Lewis points out that investor portals are already widespread in the industry. The survey found that 75 percent of firms have an investor portal and a further 19 percent plan to introduce one within a year. “Investor portals are something that almost everybody has to have,” says Lewis. “Investors expect to be able to go to a portal to access their information.”
However, smaller firms in particular have to carefully assess whether tech solutions justify the expense. “We have a small portfolio, so when we’ve looked at software or applications that would allow us to gather information from our portfolio companies, it just isn’t worth the cost,” says Blinn Cirella, CFO at Saw Mill Capital. “I don’t know what that tipping point is when it becomes cost-effective.”
Excel retains trust for waterfalls
Of all the areas of technology, firms are most cautious about changing their tried-and-tested methods for waterfall calculations. Two-thirds of respondents said that they do not use any technology for calculating waterfalls. Many industry leaders consulted by Private Funds CFO are adamant that automated solutions are incapable of handling the required level of complexity and would in any case still need to be checked in Excel.

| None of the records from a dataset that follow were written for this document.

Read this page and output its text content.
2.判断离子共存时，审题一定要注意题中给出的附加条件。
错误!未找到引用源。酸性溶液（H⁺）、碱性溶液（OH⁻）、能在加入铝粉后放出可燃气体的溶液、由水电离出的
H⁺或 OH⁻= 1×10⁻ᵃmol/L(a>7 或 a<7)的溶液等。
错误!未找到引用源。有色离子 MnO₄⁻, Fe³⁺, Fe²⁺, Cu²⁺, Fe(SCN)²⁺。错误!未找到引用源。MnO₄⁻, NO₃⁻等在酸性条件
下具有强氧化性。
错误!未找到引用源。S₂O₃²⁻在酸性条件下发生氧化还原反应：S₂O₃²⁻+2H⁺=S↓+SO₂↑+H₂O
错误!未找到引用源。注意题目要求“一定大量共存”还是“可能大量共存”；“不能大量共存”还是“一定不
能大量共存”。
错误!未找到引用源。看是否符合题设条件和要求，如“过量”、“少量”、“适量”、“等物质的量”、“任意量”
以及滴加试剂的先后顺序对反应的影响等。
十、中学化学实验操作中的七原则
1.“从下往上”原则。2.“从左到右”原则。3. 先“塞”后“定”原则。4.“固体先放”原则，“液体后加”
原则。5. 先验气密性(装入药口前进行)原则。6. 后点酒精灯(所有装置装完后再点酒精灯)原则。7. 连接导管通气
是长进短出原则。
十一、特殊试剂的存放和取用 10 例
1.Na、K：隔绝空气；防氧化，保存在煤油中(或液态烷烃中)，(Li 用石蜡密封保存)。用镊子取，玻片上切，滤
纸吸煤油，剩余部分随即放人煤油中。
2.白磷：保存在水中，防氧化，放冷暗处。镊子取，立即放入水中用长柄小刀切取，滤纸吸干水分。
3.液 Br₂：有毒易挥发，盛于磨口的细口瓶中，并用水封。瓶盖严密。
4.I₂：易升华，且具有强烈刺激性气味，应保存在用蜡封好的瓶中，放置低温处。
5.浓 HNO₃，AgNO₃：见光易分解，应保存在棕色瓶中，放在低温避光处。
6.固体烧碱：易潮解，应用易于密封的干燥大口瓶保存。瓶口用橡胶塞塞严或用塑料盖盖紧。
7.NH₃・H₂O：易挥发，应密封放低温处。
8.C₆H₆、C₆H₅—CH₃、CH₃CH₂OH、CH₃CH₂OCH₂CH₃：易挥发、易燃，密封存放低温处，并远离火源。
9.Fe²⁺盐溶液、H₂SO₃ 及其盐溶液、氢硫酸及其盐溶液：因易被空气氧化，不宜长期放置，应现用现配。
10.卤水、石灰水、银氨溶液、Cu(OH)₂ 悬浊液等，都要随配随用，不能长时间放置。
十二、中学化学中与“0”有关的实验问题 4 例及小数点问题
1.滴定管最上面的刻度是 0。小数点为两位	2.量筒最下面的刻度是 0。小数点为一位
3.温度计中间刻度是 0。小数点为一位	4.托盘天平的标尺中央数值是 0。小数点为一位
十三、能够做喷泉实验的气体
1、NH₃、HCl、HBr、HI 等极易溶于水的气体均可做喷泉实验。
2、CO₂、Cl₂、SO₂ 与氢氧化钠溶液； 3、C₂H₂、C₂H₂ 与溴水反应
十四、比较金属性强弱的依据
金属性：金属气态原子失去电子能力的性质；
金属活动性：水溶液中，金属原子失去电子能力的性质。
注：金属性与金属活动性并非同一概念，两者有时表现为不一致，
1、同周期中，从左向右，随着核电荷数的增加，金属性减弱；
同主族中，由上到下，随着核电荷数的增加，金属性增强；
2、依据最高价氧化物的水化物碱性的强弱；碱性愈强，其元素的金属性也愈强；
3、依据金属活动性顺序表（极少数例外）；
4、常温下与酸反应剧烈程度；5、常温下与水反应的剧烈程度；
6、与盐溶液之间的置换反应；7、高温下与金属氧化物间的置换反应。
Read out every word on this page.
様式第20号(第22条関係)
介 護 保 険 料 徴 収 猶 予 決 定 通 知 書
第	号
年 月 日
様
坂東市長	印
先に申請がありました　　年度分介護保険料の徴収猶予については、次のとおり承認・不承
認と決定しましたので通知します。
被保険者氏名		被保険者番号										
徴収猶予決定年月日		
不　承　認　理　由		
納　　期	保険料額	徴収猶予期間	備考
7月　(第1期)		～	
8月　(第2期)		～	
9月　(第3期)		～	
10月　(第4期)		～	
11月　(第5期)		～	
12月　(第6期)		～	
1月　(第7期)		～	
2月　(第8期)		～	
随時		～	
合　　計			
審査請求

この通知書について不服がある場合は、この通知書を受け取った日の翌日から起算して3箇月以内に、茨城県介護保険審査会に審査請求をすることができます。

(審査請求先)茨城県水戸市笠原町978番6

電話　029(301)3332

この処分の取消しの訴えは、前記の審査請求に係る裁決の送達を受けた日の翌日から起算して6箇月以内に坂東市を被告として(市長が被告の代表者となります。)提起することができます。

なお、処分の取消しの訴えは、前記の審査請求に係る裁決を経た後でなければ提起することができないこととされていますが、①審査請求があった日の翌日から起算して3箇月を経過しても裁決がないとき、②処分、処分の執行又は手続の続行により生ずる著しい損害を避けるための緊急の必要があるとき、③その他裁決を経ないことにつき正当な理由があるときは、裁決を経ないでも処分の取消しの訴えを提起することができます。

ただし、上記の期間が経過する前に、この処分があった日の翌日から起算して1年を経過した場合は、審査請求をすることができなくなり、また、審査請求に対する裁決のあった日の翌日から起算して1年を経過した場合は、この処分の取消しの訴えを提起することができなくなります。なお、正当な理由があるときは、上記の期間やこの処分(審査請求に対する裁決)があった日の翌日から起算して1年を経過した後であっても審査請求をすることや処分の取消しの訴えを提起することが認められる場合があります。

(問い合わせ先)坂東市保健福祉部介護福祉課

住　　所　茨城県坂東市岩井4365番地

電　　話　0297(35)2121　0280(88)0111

“Each waterfall has slight nuances that I think typically work well in Excel,” says one CFO, who explains their firm would be “reluctant to lock in a software solution that may not last long or work well with such nuances”. Another CFO at a mid-market firm agrees that “when it’s just basic, obvious, plain, simple – and you’ll do it in Excel anyway to double check it – [a technology investment] doesn’t really justify the cost”. The source adds that “the more complex the waterfall gets, the more risk there would be of paying carry too early or too late”.
However, there are tentative signs that firms are becoming more open to introducing technology. The proportion of firms that either use technology or plan to adopt technology for waterfalls grew from just 16 percent two years ago to 34 percent this year.
Cyber-anxieties prompt firms to take action
In contrast to other areas of technology, there is no disagreement about the importance of strong cybersecurity technology. “When cybersecurity goes wrong, it goes really, really wrong,” warns Lewis. “Even if you lose just a small amount of money, having investors hear about that can kill your reputation.”
Some 55 percent of respondents said that investor questions and requirements on cybersecurity had increased in the past year (no respondents said these questions had decreased). “In due diligence now, the questionnaires have probably two pages of questions about IT and cybersecurity, which is really pretty new,” says Cirella. “You might have had a couple of questions in the past, but now there are a lot more in-depth questions about IT and cyber.”
The mid-market firm’s CFO agrees with Cirella that due diligence questionnaires are increasingly detailed regarding cybersecurity. “Five or 10 years ago it was, ‘Do you have a programme? Do you know what cybersecurity is?’ Now it’s a lot more detailed, ‘How do you lock down this? Where do you do this? What do you allow on your machines? What programmes do you use?’”
Indeed, 87 percent of survey respondents said they are ‘always’ or ‘sometimes’ asked if they have a cyberattack readiness policy during diligence. But a CFO at a technology investment firm adds that investors do not only interrogate firms on cybersecurity as part of due diligence. “A lot of our investors will have their operational team contact us on a regular basis and they’ll want to talk about what we’re doing on cybersecurity to train employees and mitigate threats.”
In response, two-thirds of respondents said their firms had increased investment in human and technological cybersecurity resources. Respondents were almost unanimous in reporting that the rise in remote working had made them more conscious of cybersecurity, both within the firm and in outsource providers.
“As far as cyber goes, there is so much low-hanging fruit; it is so easy to put some really simple cyber-measures in place,” says Cirella. “There are some easy things that you can do so you don’t have a panic attack every time you’re at a cybersecurity webinar.”